DETECTOR DE MENTIRAS

¿Qué tal le iría a usted si lo sometieran al detector de mentiras?

Hace pocos días un cuerpo armado de mi país dio de baja a un grupo de sus oficiales debido a que fallaron en una prueba del polígrafo. Recientemente también vi una película  de suspenso en que toda la trama gira en torno a las pruebas con el detector a las que un par de detectives someten al sospechoso de un crimen. (DECEIVER, 1997). El interrogado, un sujeto de alto coeficiente intelectual, usa toda suerte de artimañas para viciar el proceso hasta el punto en que se revierten los roles: los vicios y realidades ocultas de los detectives son puestas en evidencia con el mismo aparato.  “Hay dos lados para cada mentira”, sentencia el slogan de la película.
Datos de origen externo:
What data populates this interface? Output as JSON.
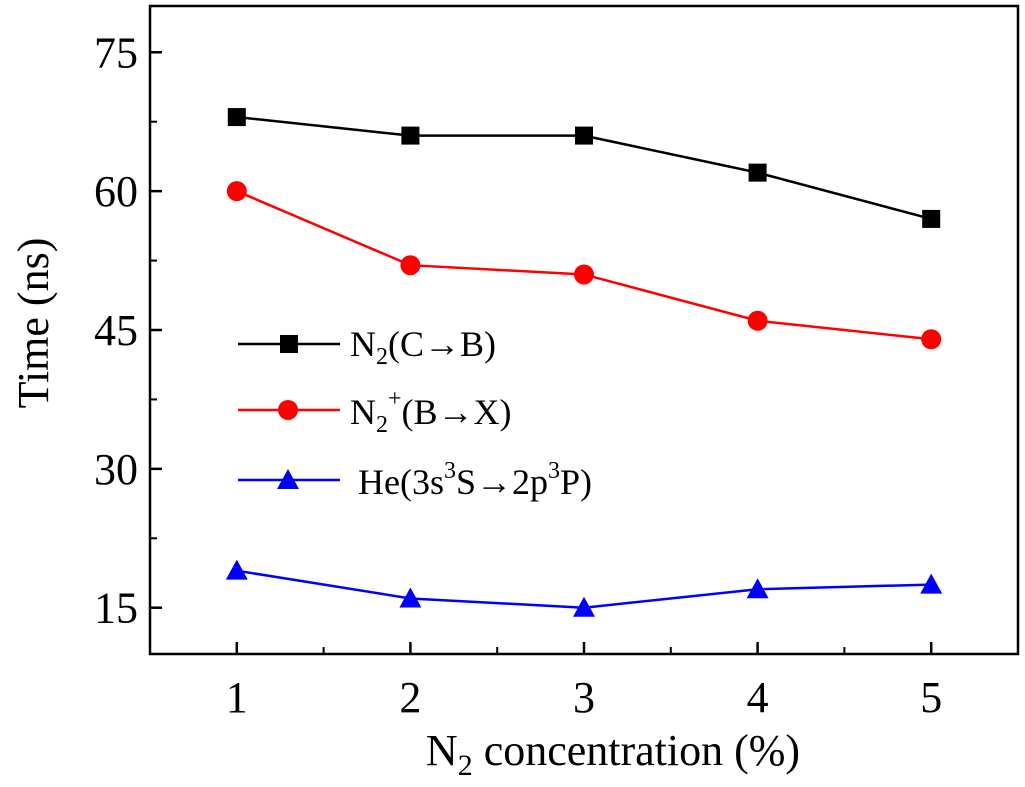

Sobre este tema, cito un par de párrafos del libro ¡CUIDADO CON LO QUE DICE![1]
“En ocasiones a usted no le creerán por lo que diga, sino por lo que todo su cuerpo dice mientras habla…. A veces la expresión del rostro es todo lo que otros necesitan para afirmar o negar la verdad.  Muy poca gente logra mantener una expresión que no diga nada.  El lenguaje corporal, transmite respuestas sin que emitamos una sola palabra. El rubor de la cara, la expresión de total incredulidad, o de sorpresa puede confirmar o negar una declaración. Si no somos sinceros, los movimientos de nuestro cuerpo pueden delatarnos.
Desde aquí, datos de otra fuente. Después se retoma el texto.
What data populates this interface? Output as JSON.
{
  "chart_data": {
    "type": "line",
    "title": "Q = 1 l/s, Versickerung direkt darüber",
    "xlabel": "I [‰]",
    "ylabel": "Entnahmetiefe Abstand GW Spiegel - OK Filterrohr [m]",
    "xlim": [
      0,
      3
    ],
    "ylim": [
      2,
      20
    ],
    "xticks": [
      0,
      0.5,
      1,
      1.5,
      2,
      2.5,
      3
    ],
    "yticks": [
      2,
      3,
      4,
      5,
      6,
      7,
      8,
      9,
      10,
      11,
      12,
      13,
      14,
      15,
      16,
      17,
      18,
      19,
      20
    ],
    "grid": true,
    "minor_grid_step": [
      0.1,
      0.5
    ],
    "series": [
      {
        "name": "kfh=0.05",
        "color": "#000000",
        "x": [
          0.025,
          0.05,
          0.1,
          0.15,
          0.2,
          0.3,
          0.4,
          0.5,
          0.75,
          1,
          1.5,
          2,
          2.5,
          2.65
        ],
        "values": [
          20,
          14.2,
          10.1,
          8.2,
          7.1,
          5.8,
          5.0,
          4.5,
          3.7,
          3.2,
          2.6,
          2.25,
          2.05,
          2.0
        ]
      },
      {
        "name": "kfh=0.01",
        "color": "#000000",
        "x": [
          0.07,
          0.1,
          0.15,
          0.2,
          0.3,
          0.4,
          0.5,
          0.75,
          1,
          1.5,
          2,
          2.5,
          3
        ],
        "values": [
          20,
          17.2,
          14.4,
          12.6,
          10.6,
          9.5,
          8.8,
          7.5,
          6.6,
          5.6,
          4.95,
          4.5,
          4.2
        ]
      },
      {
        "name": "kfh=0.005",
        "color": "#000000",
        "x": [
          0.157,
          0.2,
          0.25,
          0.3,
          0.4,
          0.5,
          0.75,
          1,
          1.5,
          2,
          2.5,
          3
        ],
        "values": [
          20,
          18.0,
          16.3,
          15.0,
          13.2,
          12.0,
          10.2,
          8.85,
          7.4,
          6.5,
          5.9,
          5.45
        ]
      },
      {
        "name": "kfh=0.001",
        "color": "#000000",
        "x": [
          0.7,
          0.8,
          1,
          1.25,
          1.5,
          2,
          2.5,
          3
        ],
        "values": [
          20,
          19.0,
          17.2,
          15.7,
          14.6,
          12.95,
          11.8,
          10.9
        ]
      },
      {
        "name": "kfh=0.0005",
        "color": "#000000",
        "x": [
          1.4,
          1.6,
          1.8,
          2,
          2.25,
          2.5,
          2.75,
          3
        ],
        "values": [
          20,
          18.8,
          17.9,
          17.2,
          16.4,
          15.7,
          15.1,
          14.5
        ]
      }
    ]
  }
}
El objetivo del detector de mentiras es medir las reacciones corporales que ocurren cuando se interroga a una persona. Los signos corporales del término medio de las personas sinceras cambiarán cuando digan una mentira. El hecho de mentir es algo que va en contra de las normas de conducta de una persona básicamente sincera y es posible registrar la dificultad que encuentra al verse forzada a decir una mentira.

Si, por el contrario, la persona es habitualmente mentirosa y no expresa ninguna emoción cuando se la obliga a mentir, entonces la máquina no registrará ningún cambio, puesto que el patrón de conducta mentirosa es “normal” para esa persona, y en consecuencia, no se presenta ninguna alteración física que pueda medirse.”
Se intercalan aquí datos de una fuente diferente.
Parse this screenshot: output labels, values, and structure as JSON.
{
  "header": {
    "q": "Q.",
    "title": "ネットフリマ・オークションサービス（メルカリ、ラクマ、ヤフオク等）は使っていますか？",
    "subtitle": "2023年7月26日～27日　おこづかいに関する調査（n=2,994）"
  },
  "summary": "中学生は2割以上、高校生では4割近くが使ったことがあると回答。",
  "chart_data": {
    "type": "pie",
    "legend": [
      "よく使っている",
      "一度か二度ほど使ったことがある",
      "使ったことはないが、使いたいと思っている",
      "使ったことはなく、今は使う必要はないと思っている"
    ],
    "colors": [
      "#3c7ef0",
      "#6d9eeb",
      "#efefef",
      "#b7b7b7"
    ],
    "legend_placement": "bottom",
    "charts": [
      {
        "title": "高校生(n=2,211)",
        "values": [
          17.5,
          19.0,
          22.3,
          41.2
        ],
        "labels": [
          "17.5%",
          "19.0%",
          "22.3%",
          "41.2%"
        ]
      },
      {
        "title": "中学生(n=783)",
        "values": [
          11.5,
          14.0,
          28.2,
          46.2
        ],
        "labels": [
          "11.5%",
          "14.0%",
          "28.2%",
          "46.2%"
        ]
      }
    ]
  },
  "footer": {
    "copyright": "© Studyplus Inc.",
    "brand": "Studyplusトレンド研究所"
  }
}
En resumidas cuentas,  encontramos individuos que se han convertido en profesionales de la mentira,  hàbiles para engañar hasta al polígrafo.  Personas que inescrupulosamente son capaces de tergiversar información o sacar partido a su favor en toda suerte de situaciones. Hacen mucho daño. Pero no han tomado en cuenta que Dios es luz y que no hay nada oculto que no haya de ser puesto en evidencia. Dios no puede ser burlado. La Biblia  enseña enfáticamente cuánto detesta Dios la mentira, no la trata con paños tibios, atribuyendo a Satanás ser el padre de la misma.
Es menester mantener la práctica de la mentira fuera de nuestras dinámicas de comunicación.


[1] Robert L. Genua. Editorial Norma.